Bu şirketler henüz tüm ürünlerde geleneksel sistemlerin fonksiyonelliğine erişememiş olsa da, bulut sistemine geçişin sağladığı faydalar, zorluklarından fazla. Bu şirketlerin ve sağladıkları yazılımların olgunlaşmasının yanı sıra bulut altyapısı sağlayıcıları da güvenlik konusunda ilerleme kaydediyor. Bu da bankaların bulut sistemlerinden güvenlik riskleri nedeniyle kaçınma argümanını geçersiz kılıyor.
Bulut sağlayıcılar şimdi banka müşterilerine, işlem hacmindeki en sert yükselişleri dahi yönetebilecekleri konusunda garanti veriyor. Aynı zamanda en büyük hacker saldırılarından dahi koruma vaat ediliyor. Ancak teknik olgunlaşma, bankaların bulut göçünü başlatması için tek başına yeterli değil. Bu dönüşüm aynı zamanda fintek şirketleri ve büyük teknoloji şirketlerinin müşterilerine yeni ürünler sunmasını izleyen geleneksel bankaların üzerindeki rekabet baskısı nedeniyle de gerçekleşiyor. Bu tür şirketler giderek artan bir şekilde bankaları inovasyona zorluyor.

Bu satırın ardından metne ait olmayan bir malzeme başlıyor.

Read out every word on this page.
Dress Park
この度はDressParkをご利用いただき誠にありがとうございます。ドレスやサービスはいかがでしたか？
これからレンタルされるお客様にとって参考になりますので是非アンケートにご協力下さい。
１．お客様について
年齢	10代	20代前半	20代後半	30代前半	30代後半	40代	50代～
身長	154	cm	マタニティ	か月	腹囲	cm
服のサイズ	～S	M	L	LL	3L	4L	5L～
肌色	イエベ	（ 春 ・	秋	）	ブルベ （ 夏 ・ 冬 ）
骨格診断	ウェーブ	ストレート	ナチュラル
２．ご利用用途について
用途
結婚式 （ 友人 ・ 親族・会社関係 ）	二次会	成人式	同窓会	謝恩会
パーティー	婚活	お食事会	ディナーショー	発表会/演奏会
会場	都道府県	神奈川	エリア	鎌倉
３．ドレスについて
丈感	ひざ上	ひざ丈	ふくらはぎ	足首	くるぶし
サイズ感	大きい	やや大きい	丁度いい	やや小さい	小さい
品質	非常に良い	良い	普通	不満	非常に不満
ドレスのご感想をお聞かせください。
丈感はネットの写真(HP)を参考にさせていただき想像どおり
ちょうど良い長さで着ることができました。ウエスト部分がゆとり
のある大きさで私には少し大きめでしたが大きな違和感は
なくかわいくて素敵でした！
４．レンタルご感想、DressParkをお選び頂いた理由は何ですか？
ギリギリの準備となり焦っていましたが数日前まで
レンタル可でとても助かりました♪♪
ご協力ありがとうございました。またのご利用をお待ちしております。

finansgundem.com'un derlediği bilgilere göre eylül ayında JPMorgan Chase, ABD’deki tüketici bankacılığı sistemlerini Thought Machine platformuna taşıma kararı aldı. Dev bankanın hamlesi, büyük ‘bulut göçünün’ başlangıç noktası oldu. Bankanın kararının en büyük nedenlerinden biri de müşterilerin ihtiyaçlarını karşılamak üzere inovasyon yapabilme imkanı tanınması. Ancak bu değişimin daha az bilinen nedenleri de var. Geleneksel bankaların kullandığı teknolojiler eskirken, bu sistemleri anlayan teknik çalışan sayısı da azalıyor.
Aynı zamanda bulut teknolojisi konusunda uzman çalışan sayısı hızla artıyor ve Web3 (metaverse) gibi yeni teknolojilerde de donanım sahibi oluyor. Son olarak düzenleyiciler de eskimiş sistemleri potansiyel risk olarak görmeye başladı ve birçok bankaya güvenlik nedeniyle sistemlerini yenilemeleri hususunda baskı yapıyor.